Aside from a large collection of multiplayer maps, and various map packs offered online, not to mention a fairly easy to use map editor, Westwood still saw fit to include ten cooperative maps, for two friends to band together to take on an enemy. Unfortunately, I haven’t been able to try these yet.
It’s a shame, but with all the new units, features, and Artificial Intelligence, my old strategies still seem to work the best in single player, and pretty well in multiplayer. I primarily rely on lots and lots of prism tanks and floating troops. The computer hasn’t figured out a smart way to handle loads of prism tanks, although smart multiplayer opponents know how well aircraft units work against them. Floating troops are still the weapon of choice against buildings, because they pick off the wounded GIs fleeing the damaged structures while planes don’t. And they can do great damage to land based units with impunity when there are no anti-aircraft units available. Prism tanks gain strength and range when they are grouped together, so the veterans have the longest reach of anything in the game, and an almost certain one shot kill ability.

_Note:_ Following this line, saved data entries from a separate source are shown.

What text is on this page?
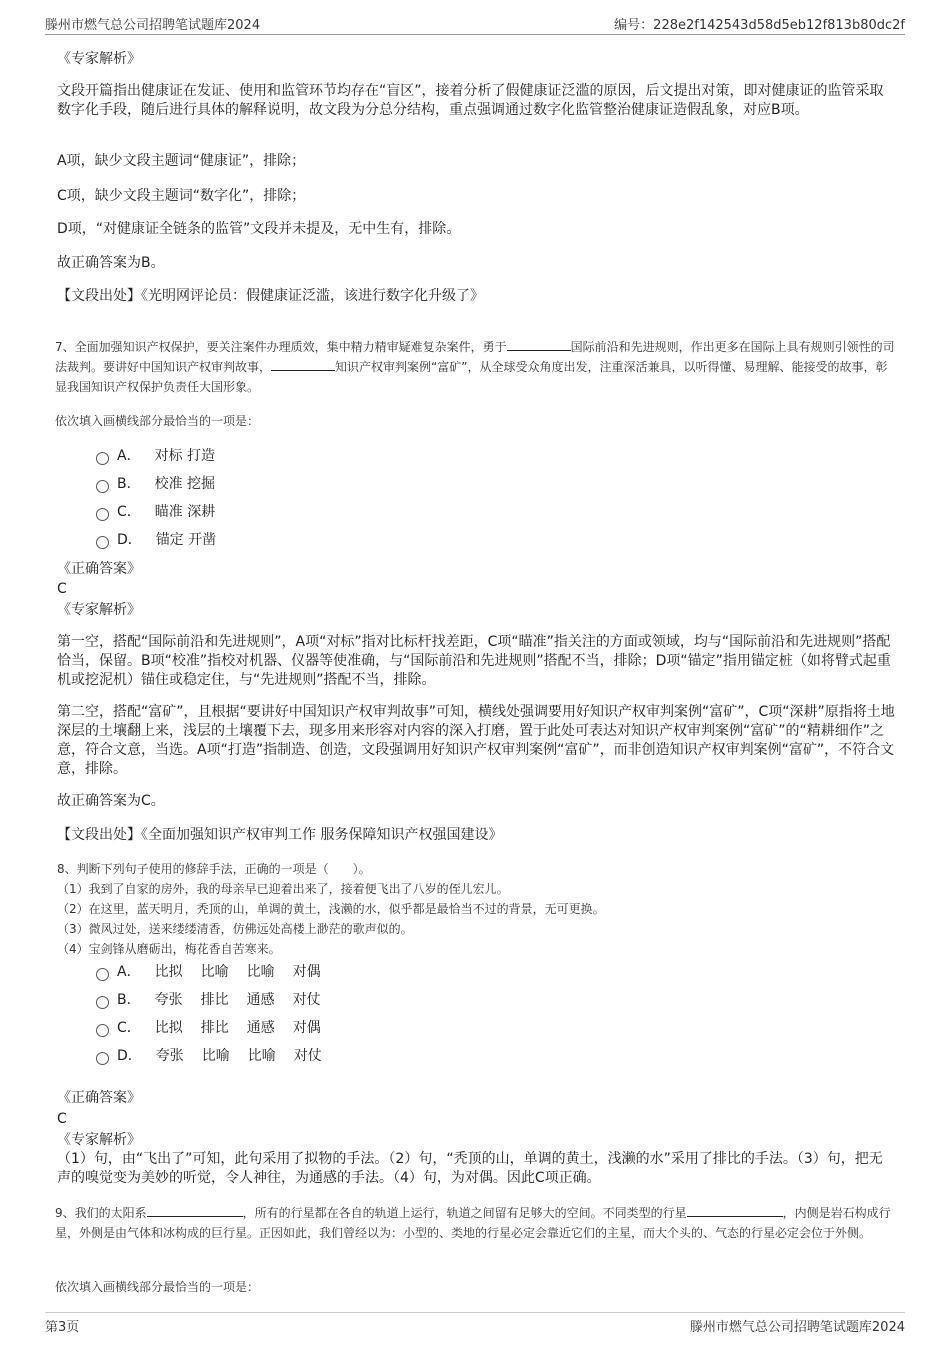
滕州市燃气总公司招聘笔试题库2024	编号：228e2f142543d58d5eb12f813b80dc2f
《专家解析》
文段开篇指出健康证在发证、使用和监管环节均存在“盲区”，接着分析了假健康证泛滥的原因，后文提出对策，即对健康证的监管采取数字化手段，随后进行具体的解释说明，故文段为分总分结构，重点强调通过数字化监管整治健康证造假乱象，对应B项。
A项，缺少文段主题词“健康证”，排除；
C项，缺少文段主题词“数字化”，排除；
D项，“对健康证全链条的监管”文段并未提及，无中生有，排除。
故正确答案为B。
【文段出处】《光明网评论员：假健康证泛滥，该进行数字化升级了》
7、全面加强知识产权保护，要关注案件办理质效，集中精力精审疑难复杂案件，勇于	国际前沿和先进规则，作出更多在国际上具有规则引领性的司法裁判。要讲好中国知识产权审判故事，	知识产权审判案例“富矿”，从全球受众角度出发，注重深活兼具，以听得懂、易理解、能接受的故事，彰显我国知识产权保护负责任大国形象。
依次填入画横线部分最恰当的一项是：
A． 对标 打造
B． 校准 挖掘
C． 瞄准 深耕
D． 锚定 开凿
《正确答案》
C
《专家解析》
第一空，搭配“国际前沿和先进规则”，A项“对标”指对比标杆找差距，C项“瞄准”指关注的方面或领域，均与“国际前沿和先进规则”搭配恰当，保留。B项“校准”指校对机器、仪器等使准确，与“国际前沿和先进规则”搭配不当，排除；D项“锚定”指用锚定桩（如将臂式起重机或挖泥机）锚住或稳定住，与“先进规则”搭配不当，排除。
第二空，搭配“富矿”，且根据“要讲好中国知识产权审判故事”可知，横线处强调要用好知识产权审判案例“富矿”，C项“深耕”原指将土地深层的土壤翻上来，浅层的土壤覆下去，现多用来形容对内容的深入打磨，置于此处可表达对知识产权审判案例“富矿”的“精耕细作”之意，符合文意，当选。A项“打造”指制造、创造，文段强调用好知识产权审判案例“富矿”，而非创造知识产权审判案例“富矿”，不符合文意，排除。
故正确答案为C。
【文段出处】《全面加强知识产权审判工作 服务保障知识产权强国建设》
8、判断下列句子使用的修辞手法，正确的一项是（　　）。
（1）我到了自家的房外，我的母亲早已迎着出来了，接着便飞出了八岁的侄儿宏儿。
（2）在这里，蓝天明月，秃顶的山，单调的黄土，浅濑的水，似乎都是最恰当不过的背景，无可更换。
（3）微风过处，送来缕缕清香，仿佛远处高楼上渺茫的歌声似的。
（4）宝剑锋从磨砺出，梅花香自苦寒来。
A． 比拟 比喻 比喻 对偶
B． 夸张 排比 通感 对仗
C． 比拟 排比 通感 对偶
D． 夸张 比喻 比喻 对仗
《正确答案》
C
《专家解析》
（1）句，由“飞出了”可知，此句采用了拟物的手法。（2）句，“秃顶的山，单调的黄土，浅濑的水”采用了排比的手法。（3）句，把无声的嗅觉变为美妙的听觉，令人神往，为通感的手法。（4）句，为对偶。因此C项正确。
9、我们的太阳系	，所有的行星都在各自的轨道上运行，轨道之间留有足够大的空间。不同类型的行星	，内侧是岩石构成行星，外侧是由气体和冰构成的巨行星。正因如此，我们曾经以为：小型的、类地的行星必定会靠近它们的主星，而大个头的、气态的行星必定会位于外侧。
依次填入画横线部分最恰当的一项是：
第3页	滕州市燃气总公司招聘笔试题库2024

If I have any major complaints against the game, it doesn’t have to do with any of the playability or changes. It is the fact that an expansion pack shouldn’t be selling for $50, the price of a full game. I guess Westwood knows what they are doing since it sold so well, but I really don’t think it should have cost more than $20-$30 considering it really does share most of the same features as any add-on pack does. (Note that at the time I am publishing this, it is now selling for only $30). I had the same complaint with Age of Empires: The Conquerors, and said so in my review of that game, but I realize that both have been purchased, so maybe the fault lies with me.
If you are really into real time strategy games, then I’m sure you’ve heard of this game, and probably played it by now due to the long delay in having this game listed on Epinions. If you haven’t heard of the game, I suggest you check out a demo at your earliest convenience!